The Pink Kit which has now been produced by the Trust is a gentle, warm, intimate and essentially brilliant, practical, and empowering course. The information in it is the common knowledge heritage of women and men of all cultures and it succeeds where some birth preparation course do not. It is a valuable resource for parents, midwives, childbirth educators, local libraries, bookshops or Natural Childbirth Trust groups.’

MIDIRS Midwifery Digest September 2002 volume 12, number 3 page 427

‘This is what your mother never told you about birth (more’s the pity). The producers of this ‘multi media birth preparation kit’ want to make the information it contains ‘common knowledge’ and to give pregnant women, their partners and support people familiarity with their bodies and the birth process and a ‘toolkit’ of practical exercises to turn ‘textbook knowledge’ into ‘self-knowledge’. The aim is for pregnant women to feel confident with their bodies, to know what they are feeling and where, and so to be able to express their feelings and needs.

Those supporting them are encouraged to develop a similar degree of body awareness so that they can assist more effectively in labor. The pack covers the topics of breathing in labor; the pelvis and soft tissues; positions for labor and birth; pain, tension and relaxation; massage (including directions for doing perineal massage); and the stages of labor. Moving between the booklet, video, and audio tape, those using it are taken through a succession of exercises such as breathing into tense muscles to relax them, strengthening the pelvic floor, and creating more room in the pelvic outlet. Like all such guides, the pack only works if you actually do the exercises. But for those who have sufficient motivation, the result will be an embodied sense of the anatomy of labor and a deep relaxation and trust in the birthing process.

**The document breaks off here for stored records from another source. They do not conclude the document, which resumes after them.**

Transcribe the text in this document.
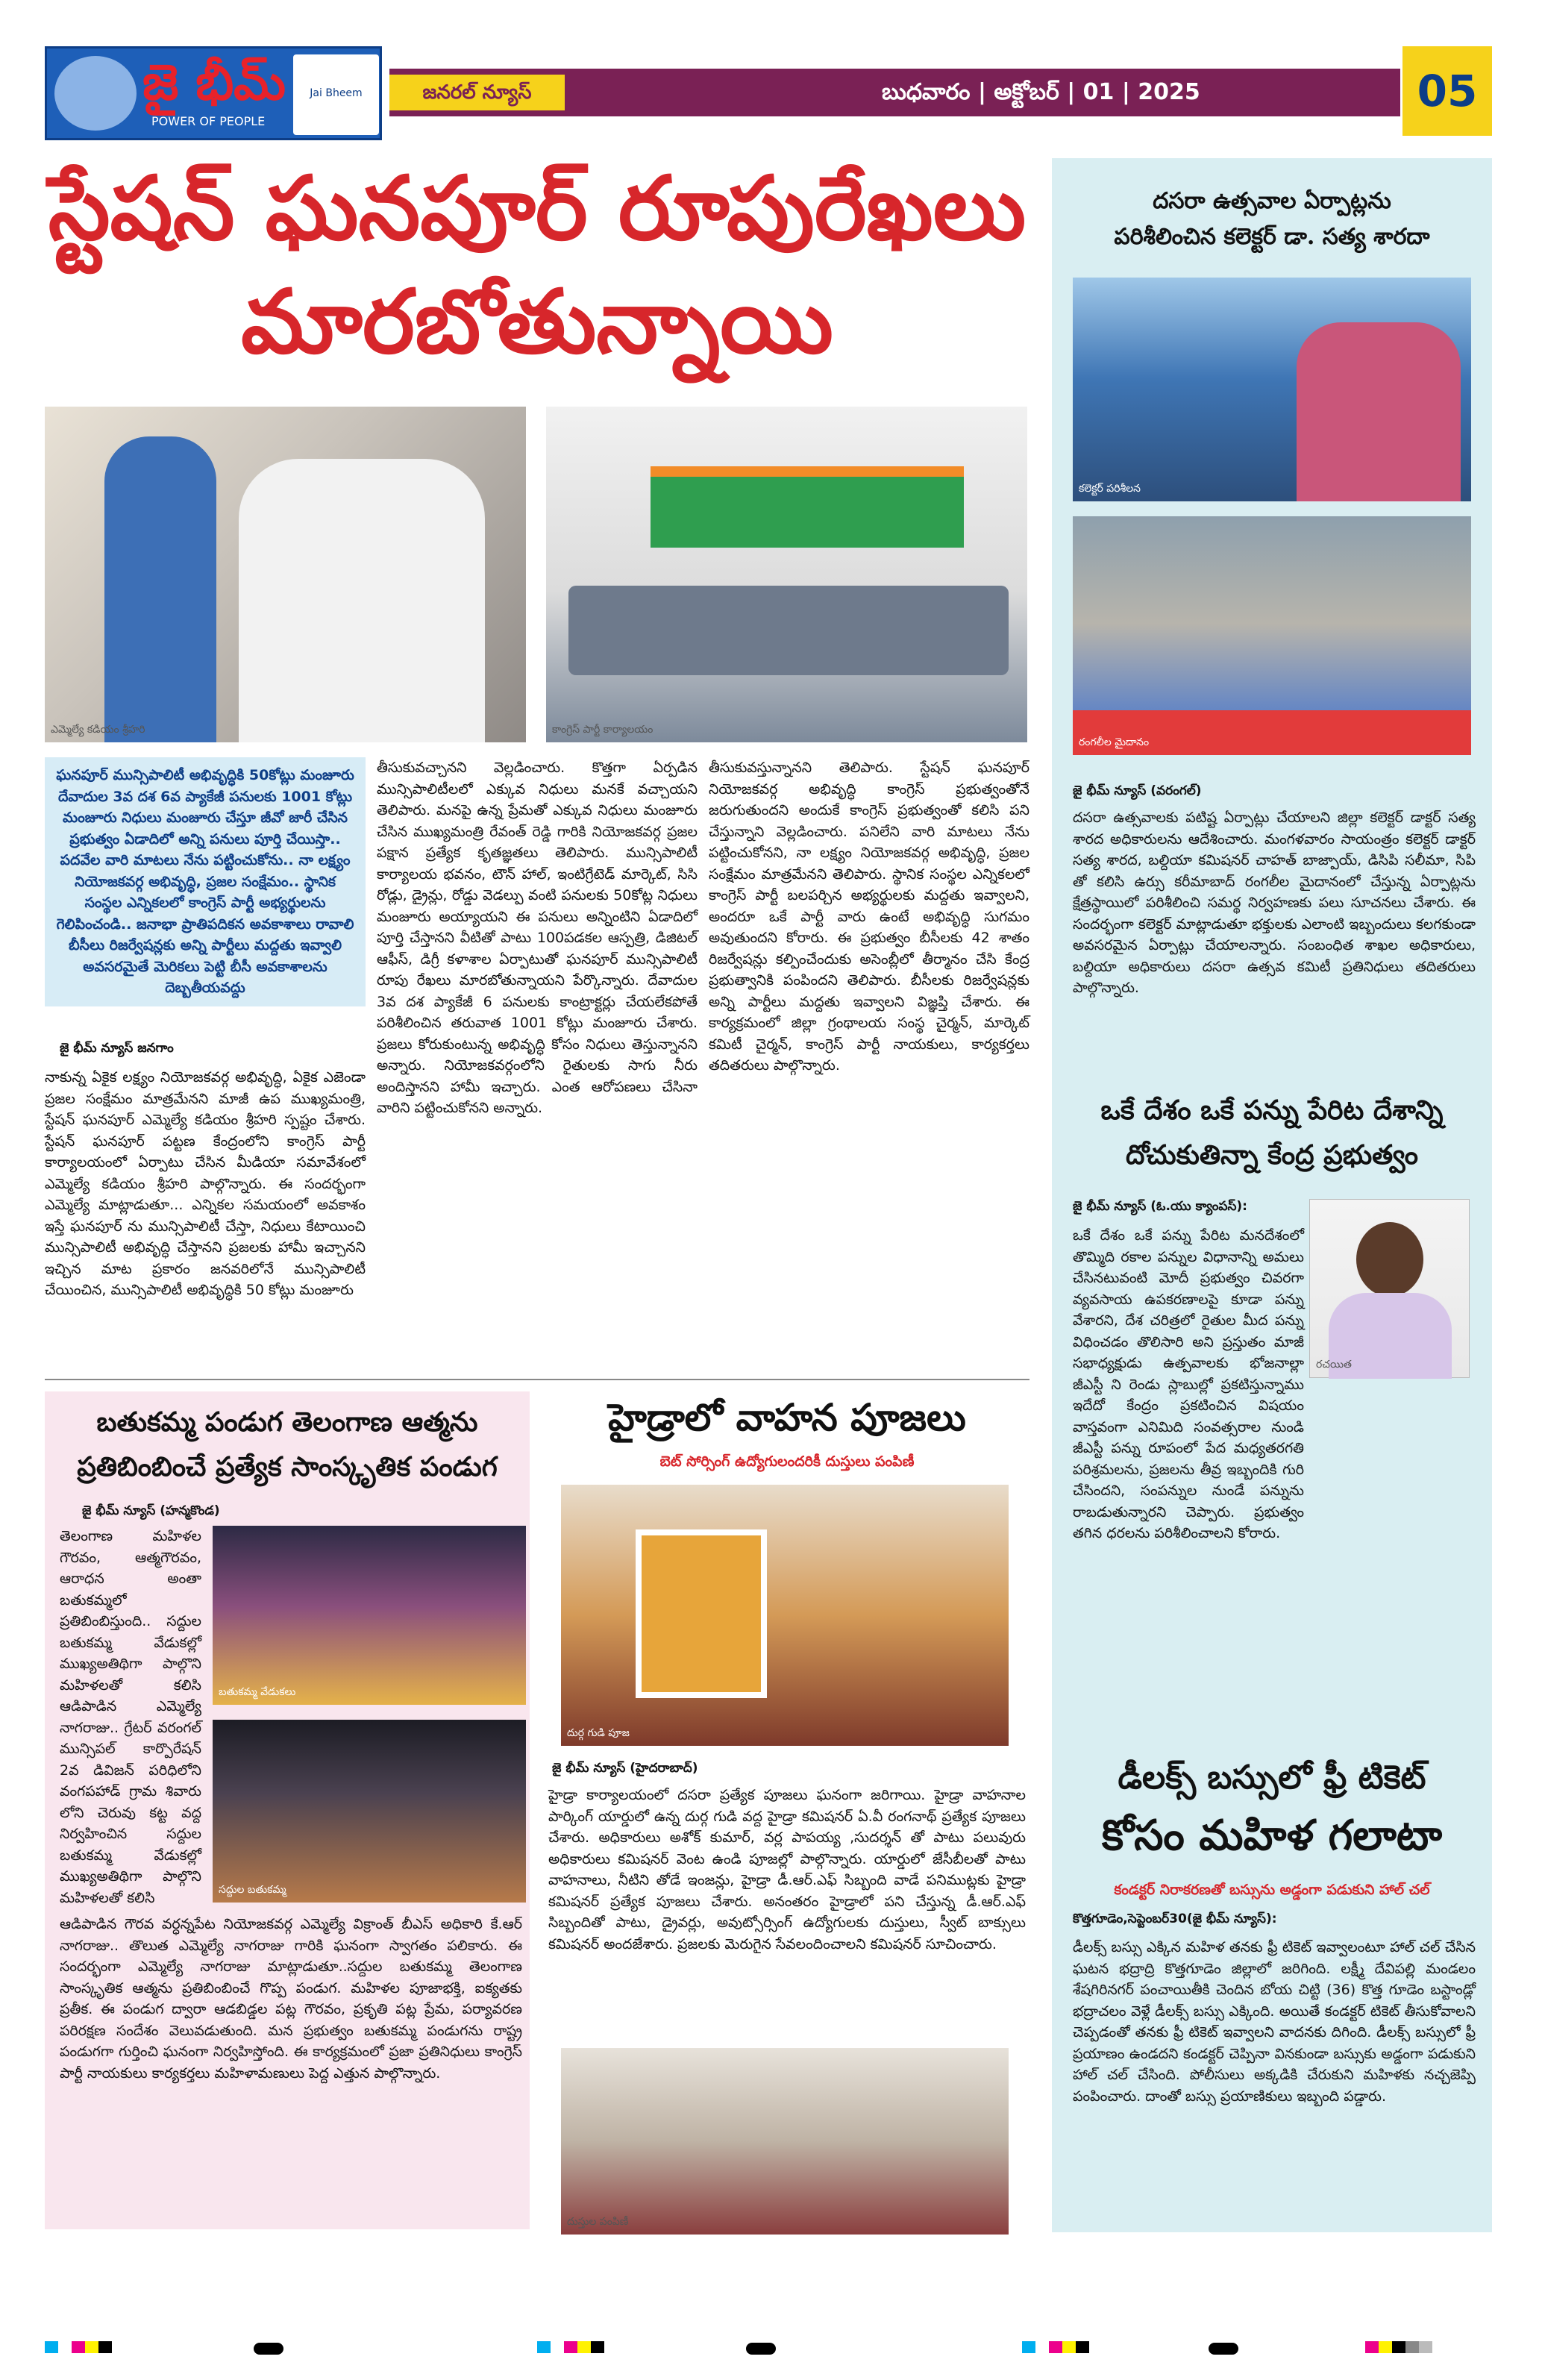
జై భీమ్
POWER OF PEOPLE
Jai Bheem	జనరల్ న్యూస్	బుధవారం | అక్టోబర్ | 01 | 2025	05
స్టేషన్ ఘనపూర్ రూపురేఖలు
మారబోతున్నాయి
ఎమ్మెల్యే కడియం శ్రీహరి	కాంగ్రెస్ పార్టీ కార్యాలయం
ఘనపూర్ మున్సిపాలిటీ అభివృద్ధికి 50కోట్లు మంజూరు దేవాదుల 3వ దశ 6వ ప్యాకేజీ పనులకు 1001 కోట్లు మంజూరు నిధులు మంజూరు చేస్తూ జీవో జారీ చేసిన ప్రభుత్వం ఏడాదిలో అన్ని పనులు పూర్తి చేయిస్తా.. పదవేల వారి మాటలు నేను పట్టించుకోను.. నా లక్ష్యం నియోజకవర్గ అభివృద్ధి, ప్రజల సంక్షేమం.. స్థానిక సంస్థల ఎన్నికలలో కాంగ్రెస్ పార్టీ అభ్యర్థులను గెలిపించండి.. జనాభా ప్రాతిపదికన అవకాశాలు రావాలి బీసీలు రిజర్వేషన్లకు అన్ని పార్టీలు మద్దతు ఇవ్వాలి అవసరమైతే మెరికలు పెట్టి బీసీ అవకాశాలను దెబ్బతీయవద్దు
జై భీమ్ న్యూస్ జనగాం
నాకున్న ఏకైక లక్ష్యం నియోజకవర్గ అభివృద్ధి, ఏకైక ఎజెండా ప్రజల సంక్షేమం మాత్రమేనని మాజీ ఉప ముఖ్యమంత్రి, స్టేషన్ ఘనపూర్ ఎమ్మెల్యే కడియం శ్రీహరి స్పష్టం చేశారు. స్టేషన్ ఘనపూర్ పట్టణ కేంద్రంలోని కాంగ్రెస్ పార్టీ కార్యాలయంలో ఏర్పాటు చేసిన మీడియా సమావేశంలో ఎమ్మెల్యే కడియం శ్రీహరి పాల్గొన్నారు. ఈ సందర్భంగా ఎమ్మెల్యే మాట్లాడుతూ... ఎన్నికల సమయంలో అవకాశం ఇస్తే ఘనపూర్ ను మున్సిపాలిటీ చేస్తా, నిధులు కేటాయించి మున్సిపాలిటీ అభివృద్ధి చేస్తానని ప్రజలకు హామీ ఇచ్చానని ఇచ్చిన మాట ప్రకారం జనవరిలోనే మున్సిపాలిటీ చేయించిన, మున్సిపాలిటీ అభివృద్ధికి 50 కోట్లు మంజూరు
తీసుకువచ్చానని వెల్లడించారు. కొత్తగా ఏర్పడిన మున్సిపాలిటీలలో ఎక్కువ నిధులు మనకే వచ్చాయని తెలిపారు. మనపై ఉన్న ప్రేమతో ఎక్కువ నిధులు మంజూరు చేసిన ముఖ్యమంత్రి రేవంత్ రెడ్డి గారికి నియోజకవర్గ ప్రజల పక్షాన ప్రత్యేక కృతజ్ఞతలు తెలిపారు. మున్సిపాలిటీ కార్యాలయ భవనం, టౌన్ హాల్, ఇంటిగ్రేటెడ్ మార్కెట్, సిసి రోడ్లు, డ్రైన్లు, రోడ్డు వెడల్పు వంటి పనులకు 50కోట్ల నిధులు మంజూరు అయ్యాయని ఈ పనులు అన్నింటిని ఏడాదిలో పూర్తి చేస్తానని వీటితో పాటు 100పడకల ఆస్పత్రి, డిజిటల్ ఆఫీస్, డిగ్రీ కళాశాల ఏర్పాటుతో ఘనపూర్ మున్సిపాలిటీ రూపు రేఖలు మారబోతున్నాయని పేర్కొన్నారు. దేవాదుల 3వ దశ ప్యాకేజీ 6 పనులకు కాంట్రాక్టర్లు చేయలేకపోతే పరిశీలించిన తరువాత 1001 కోట్లు మంజూరు చేశారు. ప్రజలు కోరుకుంటున్న అభివృద్ధి కోసం నిధులు తెస్తున్నానని అన్నారు. నియోజకవర్గంలోని రైతులకు సాగు నీరు అందిస్తానని హామీ ఇచ్చారు. ఎంత ఆరోపణలు చేసినా వారిని పట్టించుకోనని అన్నారు.
తీసుకువస్తున్నానని తెలిపారు. స్టేషన్ ఘనపూర్ నియోజకవర్గ అభివృద్ధి కాంగ్రెస్ ప్రభుత్వంతోనే జరుగుతుందని అందుకే కాంగ్రెస్ ప్రభుత్వంతో కలిసి పని చేస్తున్నాని వెల్లడించారు. పనిలేని వారి మాటలు నేను పట్టించుకోనని, నా లక్ష్యం నియోజకవర్గ అభివృద్ధి, ప్రజల సంక్షేమం మాత్రమేనని తెలిపారు. స్థానిక సంస్థల ఎన్నికలలో కాంగ్రెస్ పార్టీ బలపర్చిన అభ్యర్థులకు మద్దతు ఇవ్వాలని, అందరూ ఒకే పార్టీ వారు ఉంటే అభివృద్ధి సుగమం అవుతుందని కోరారు. ఈ ప్రభుత్వం బీసీలకు 42 శాతం రిజర్వేషన్లు కల్పించేందుకు అసెంబ్లీలో తీర్మానం చేసి కేంద్ర ప్రభుత్వానికి పంపిందని తెలిపారు. బీసీలకు రిజర్వేషన్లకు అన్ని పార్టీలు మద్దతు ఇవ్వాలని విజ్ఞప్తి చేశారు. ఈ కార్యక్రమంలో జిల్లా గ్రంథాలయ సంస్థ చైర్మన్, మార్కెట్ కమిటీ చైర్మన్, కాంగ్రెస్ పార్టీ నాయకులు, కార్యకర్తలు తదితరులు పాల్గొన్నారు.
దసరా ఉత్సవాల ఏర్పాట్లను
పరిశీలించిన కలెక్టర్ డా. సత్య శారదా
కలెక్టర్ పరిశీలన
రంగలీల మైదానం
జై భీమ్ న్యూస్ (వరంగల్)
దసరా ఉత్సవాలకు పటిష్ట ఏర్పాట్లు చేయాలని జిల్లా కలెక్టర్ డాక్టర్ సత్య శారద అధికారులను ఆదేశించారు. మంగళవారం సాయంత్రం కలెక్టర్ డాక్టర్ సత్య శారద, బల్దియా కమిషనర్ చాహత్ బాజ్పాయ్, డిసిపి సలీమా, సిపి తో కలిసి ఉర్సు కరీమాబాద్ రంగలీల మైదానంలో చేస్తున్న ఏర్పాట్లను క్షేత్రస్థాయిలో పరిశీలించి సమర్థ నిర్వహణకు పలు సూచనలు చేశారు. ఈ సందర్భంగా కలెక్టర్ మాట్లాడుతూ భక్తులకు ఎలాంటి ఇబ్బందులు కలగకుండా అవసరమైన ఏర్పాట్లు చేయాలన్నారు. సంబంధిత శాఖల అధికారులు, బల్దియా అధికారులు దసరా ఉత్సవ కమిటీ ప్రతినిధులు తదితరులు పాల్గొన్నారు.
ఒకే దేశం ఒకే పన్ను పేరిట దేశాన్ని
దోచుకుతిన్నా కేంద్ర ప్రభుత్వం
జై భీమ్ న్యూస్ (ఓ.యు క్యాంపస్):
రచయిత
ఒకే దేశం ఒకే పన్ను పేరిట మనదేశంలో తొమ్మిది రకాల పన్నుల విధానాన్ని అమలు చేసినటువంటి మోదీ ప్రభుత్వం చివరగా వ్యవసాయ ఉపకరణాలపై కూడా పన్ను వేశారని, దేశ చరిత్రలో రైతుల మీద పన్ను విధించడం తొలిసారి అని ప్రస్తుతం మాజీ సభాధ్యక్షుడు ఉత్పవాలకు భోజనాల్లా జీఎస్టీ ని రెండు స్లాబుల్లో ప్రకటిస్తున్నాము ఇదేదో కేంద్రం ప్రకటించిన విషయం వాస్తవంగా ఎనిమిది సంవత్సరాల నుండి జీఎస్టీ పన్ను రూపంలో పేద మధ్యతరగతి పరిశ్రమలను, ప్రజలను తీవ్ర ఇబ్బందికి గురి చేసిందని, సంపన్నుల నుండే పన్నును రాబడుతున్నారని చెప్పారు. ప్రభుత్వం తగిన ధరలను పరిశీలించాలని కోరారు.
డీలక్స్ బస్సులో ఫ్రీ టికెట్
కోసం మహిళ గలాటా
కండక్టర్ నిరాకరణతో బస్సును అడ్డంగా పడుకుని హాల్ చల్
కొత్తగూడెం,సెప్టెంబర్30(జై భీమ్ న్యూస్):
డీలక్స్ బస్సు ఎక్కిన మహిళ తనకు ఫ్రీ టికెట్ ఇవ్వాలంటూ హాల్ చల్ చేసిన ఘటన భద్రాద్రి కొత్తగూడెం జిల్లాలో జరిగింది. లక్ష్మీ దేవిపల్లి మండలం శేషగిరినగర్ పంచాయితీకి చెందిన బోయ చిట్టి (36) కొత్త గూడెం బస్టాండ్లో భద్రాచలం వెళ్లే డీలక్స్ బస్సు ఎక్కింది. అయితే కండక్టర్ టికెట్ తీసుకోవాలని చెప్పడంతో తనకు ఫ్రీ టికెట్ ఇవ్వాలని వాదనకు దిగింది. డీలక్స్ బస్సులో ఫ్రీ ప్రయాణం ఉండదని కండక్టర్ చెప్పినా వినకుండా బస్సుకు అడ్డంగా పడుకుని హాల్ చల్ చేసింది. పోలీసులు అక్కడికి చేరుకుని మహిళకు నచ్చజెప్పి పంపించారు. దాంతో బస్సు ప్రయాణికులు ఇబ్బంది పడ్డారు.
బతుకమ్మ పండుగ తెలంగాణ ఆత్మను
ప్రతిబింబించే ప్రత్యేక సాంస్కృతిక పండుగ
జై భీమ్ న్యూస్ (హన్మకొండ)
తెలంగాణ మహిళల గౌరవం, ఆత్మగౌరవం, ఆరాధన అంతా బతుకమ్మలో ప్రతిబింబిస్తుంది.. సద్దుల బతుకమ్మ వేడుకల్లో ముఖ్యఅతిథిగా పాల్గొని మహిళలతో కలిసి ఆడిపాడిన ఎమ్మెల్యే నాగరాజు.. గ్రేటర్ వరంగల్ మున్సిపల్ కార్పొరేషన్ 2వ డివిజన్ పరిధిలోని వంగపహాడ్ గ్రామ శివారు లోని చెరువు కట్ట వద్ద నిర్వహించిన సద్దుల బతుకమ్మ వేడుకల్లో ముఖ్యఅతిథిగా పాల్గొని మహిళలతో కలిసి
బతుకమ్మ వేడుకలు
సద్దుల బతుకమ్మ
ఆడిపాడిన గౌరవ వర్ధన్నపేట నియోజకవర్గ ఎమ్మెల్యే విక్రాంత్ బీఎస్ అధికారి కే.ఆర్ నాగరాజు.. తొలుత ఎమ్మెల్యే నాగరాజు గారికి ఘనంగా స్వాగతం పలికారు. ఈ సందర్భంగా ఎమ్మెల్యే నాగరాజు మాట్లాడుతూ..సద్దుల బతుకమ్మ తెలంగాణ సాంస్కృతిక ఆత్మను ప్రతిబింబించే గొప్ప పండుగ. మహిళల పూజాభక్తి, ఐక్యతకు ప్రతీక. ఈ పండుగ ద్వారా ఆడబిడ్డల పట్ల గౌరవం, ప్రకృతి పట్ల ప్రేమ, పర్యావరణ పరిరక్షణ సందేశం వెలువడుతుంది. మన ప్రభుత్వం బతుకమ్మ పండుగను రాష్ట్ర పండుగగా గుర్తించి ఘనంగా నిర్వహిస్తోంది. ఈ కార్యక్రమంలో ప్రజా ప్రతినిధులు కాంగ్రెస్ పార్టీ నాయకులు కార్యకర్తలు మహిళామణులు పెద్ద ఎత్తున పాల్గొన్నారు.
హైడ్రాలో వాహన పూజలు
బెట్ సోర్సింగ్ ఉద్యోగులందరికీ దుస్తులు పంపిణీ
దుర్గ గుడి పూజ
జై భీమ్ న్యూస్ (హైదరాబాద్)
హైడ్రా కార్యాలయంలో దసరా ప్రత్యేక పూజలు ఘనంగా జరిగాయి. హైడ్రా వాహనాల పార్కింగ్ యార్డులో ఉన్న దుర్గ గుడి వద్ద హైడ్రా కమిషనర్ ఏ.వీ రంగనాథ్ ప్రత్యేక పూజలు చేశారు. అధికారులు అశోక్ కుమార్, వర్ల పాపయ్య ,సుదర్శన్ తో పాటు పలువురు అధికారులు కమిషనర్ వెంట ఉండి పూజల్లో పాల్గొన్నారు. యార్డులో జేసీబీలతో పాటు వాహనాలు, నీటిని తోడే ఇంజన్లు, హైడ్రా డీ.ఆర్.ఎఫ్ సిబ్బంది వాడే పనిముట్లకు హైడ్రా కమిషనర్ ప్రత్యేక పూజలు చేశారు. అనంతరం హైడ్రాలో పని చేస్తున్న డీ.ఆర్.ఎఫ్ సిబ్బందితో పాటు, డ్రైవర్లు, అవుట్సోర్సింగ్ ఉద్యోగులకు దుస్తులు, స్వీట్ బాక్సులు కమిషనర్ అందజేశారు. ప్రజలకు మెరుగైన సేవలందించాలని కమిషనర్ సూచించారు.
దుస్తుల పంపిణీ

On the whole, I liked this kit. One of its charms is that, while perfectly competent, it is not a lavish production with slick graphics and smooth presenters. The women shown learning the exercises had never done them before appearing on the video. The explanations are at times a little halting. However, for me, its homespun charms receded somewhat with repeated references to the ‘Minnie Mouse muscles’ (I think they are talking about the ischiococcygeus muscles) and the rather self-congratulatory renaming of the pouch of Douglas as the ‘pouch of Ms Douglas’. I would have liked the illustrations in the booklet to have been larger so that I could see what I was looking at, and I think the booklet could be improved by a clearer acknowledgement of the fact that not all birthing women are able-bodied and a fuller discussion of how the exercises and labor and birth positions might be adapted by women with physical disabilities.

While there is a good section of the video showing the use of furniture for support in labor, some reference to the way in which laboring in water can facilitate changes of position would also have been helpful. But, having said all that, I would use the exercises myself and I would recommend the pack to motivated women, couples, doulas and other people who are planning to support someone through labor and birth. It is not cheap, but it would be a useful resource for midwives and NCT (National Childbirth Trust) groups, for example, to have to lend or hire out to pregnant women. The information and exercises could be taught in classes or workshops, but only after the necessary physical ‘self-knowledge’ has been acquired through doing the exercises. The kit itself is more appropriately used at home at an individual pace’. Reviewed by Seren Wildwood, midwife, editor.